Cydnar grew to like it, though his brother still saw dead trees and permafrost. The priest put it down to the impetuousness of youth, and the soldier’s prevalence for the faith he had in the old ways – ways his people now had to remember, but move on to pastures new.
“I can see the caravan.”
Atop a rocky outcrop, the duo stood side by side with the wind on their backs and the dark grey clouds swirling overhead. Somewhere, long forgotten, the sun promised warmth Salvar would not accept. In winter’s throng, twilight was day, and night a cold and forbidding nightmare.
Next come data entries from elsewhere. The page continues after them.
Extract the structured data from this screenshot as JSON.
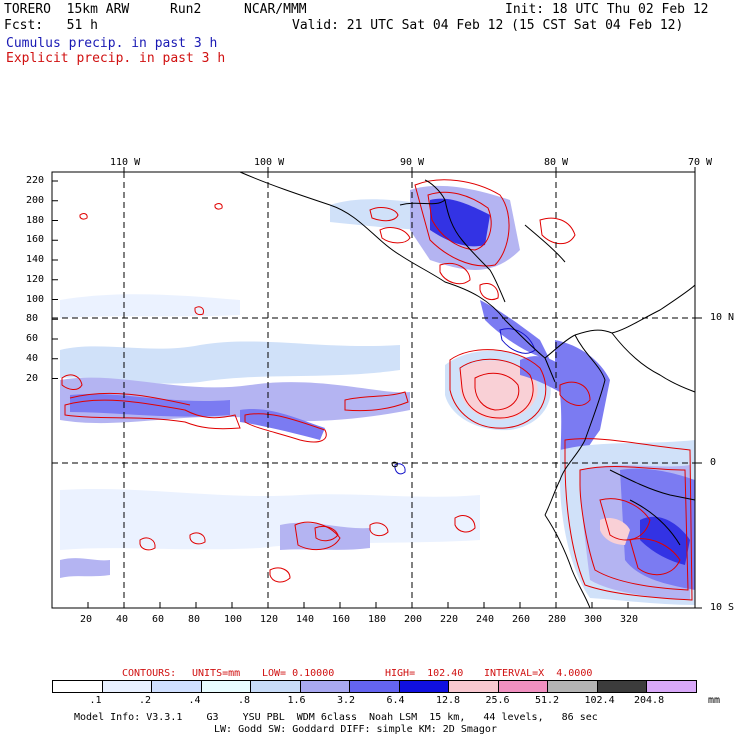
{
  "header": {
    "model": "TORERO  15km ARW",
    "run": "Run2",
    "org": "NCAR/MMM",
    "init": "Init: 18 UTC Thu 02 Feb 12",
    "fcst": "Fcst:   51 h",
    "valid": "Valid: 21 UTC Sat 04 Feb 12 (15 CST Sat 04 Feb 12)",
    "legend_cumulus": "Cumulus precip. in past 3 h",
    "legend_explicit": "Explicit precip. in past 3 h"
  },
  "map": {
    "lon_labels": [
      "110 W",
      "100 W",
      "90 W",
      "80 W",
      "70 W"
    ],
    "lat_labels": [
      "10 N",
      "0",
      "10 S"
    ],
    "y_ticks": [
      "220",
      "200",
      "180",
      "160",
      "140",
      "120",
      "100",
      "80",
      "60",
      "40",
      "20"
    ],
    "x_ticks": [
      "20",
      "40",
      "60",
      "80",
      "100",
      "120",
      "140",
      "160",
      "180",
      "200",
      "220",
      "240",
      "260",
      "280",
      "300",
      "320"
    ]
  },
  "contours": {
    "label": "CONTOURS:",
    "units": "UNITS=mm",
    "low": "LOW= 0.10000",
    "high": "HIGH=  102.40",
    "interval": "INTERVAL=X  4.0000"
  },
  "colorbar": {
    "values": [
      ".1",
      ".2",
      ".4",
      ".8",
      "1.6",
      "3.2",
      "6.4",
      "12.8",
      "25.6",
      "51.2",
      "102.4",
      "204.8"
    ],
    "unit": "mm",
    "colors": [
      "#ffffff",
      "#e8f0ff",
      "#d0e0ff",
      "#e8fcff",
      "#c8dcf8",
      "#a8a8f0",
      "#6464f0",
      "#1010e0",
      "#f8c8d0",
      "#f090c0",
      "#b4b4b4",
      "#3c3c3c",
      "#d8a8f8"
    ]
  },
  "footer": {
    "line1": "Model Info: V3.3.1    G3    YSU PBL  WDM 6class  Noah LSM  15 km,   44 levels,   86 sec",
    "line2": "LW: Godd SW: Goddard DIFF: simple KM: 2D Smagor"
  }
}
“It’s on schedule,” Dalasi replied, when he set his sights on the trail of wagons on the horizon.
Another procession of building suppliers, labourers, and refugees coming to stake their claim on the ruins of Knife’s Edge. There, they would find work, comfort, and a promise of a new life in the reformed Senate. Like the Hummel, the Salvarian people found themselves in desperate times and without a god to pray to. The symmetry gave Cydnar hope. Perhaps, just perhaps, he could use those similarities to bargain for a home of their own.
“We should arrive after nightfall. We can use the wagon’s arrival as cover to meet with our associates in The Wicked Sister.”
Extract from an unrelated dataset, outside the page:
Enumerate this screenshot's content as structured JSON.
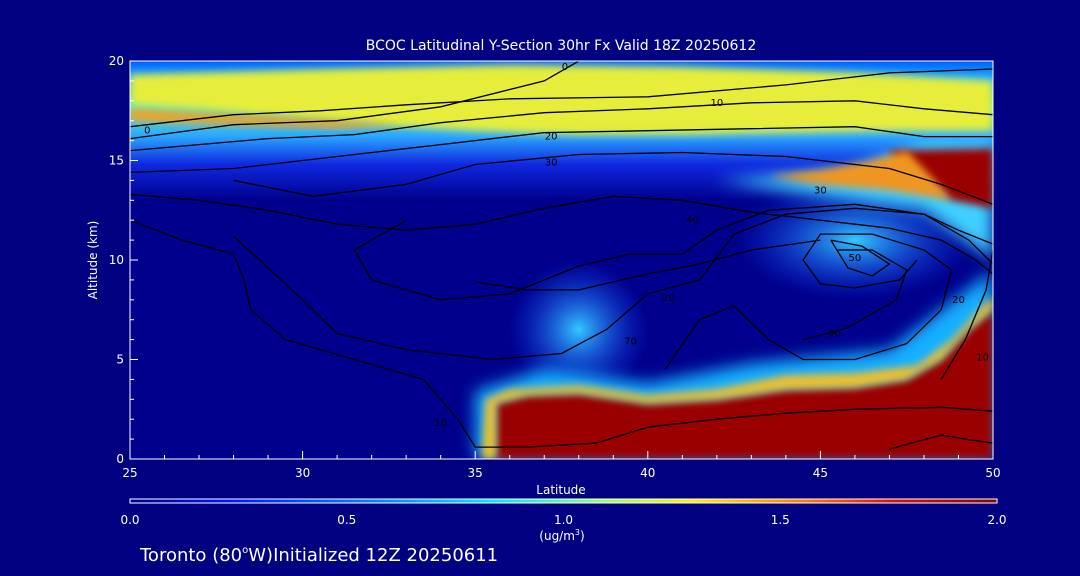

Although a carefully calculated plan, neither Dalasi nor Cydnar expected to gain entry to the city without incident. Knife’s Edge was a literal and metaphorical name. Despite recent improvements in its political and social climate, you could find yourself at the end of a blade for simple things: living, talking, and breathing.
“Let’s try not to upset the locals this time,” Dalasi said forlorn. He sourly remembered their past misadventures into the capital.
Cydnar smiled, and then pulled up his hood. They advanced, seemingly reading one another’s thoughts, and approached the cliff’s north face. They bent at the knee, and leapt. Crystalline discs appeared a few feet beneath them, carried by Cydnar’s progeny with geomancy so they descended the steep drop on violet halos of quartz.
“Nazreen!”
Cydnar’s command brought the discs to a sudden stop, and the Hummel stepped off the crystal and sank half a foot into the pristine snowfall. Protected by the proximity to the ground, the silence overwhelmed them. At the cliff’s feet, the wind became a distant memory. Sheering himself up for a long walk, Cydnar produced a sword cane from its place on his right hip and began to trudge ahead.
“You drew your sword first,” Cydnar smiled mischievously.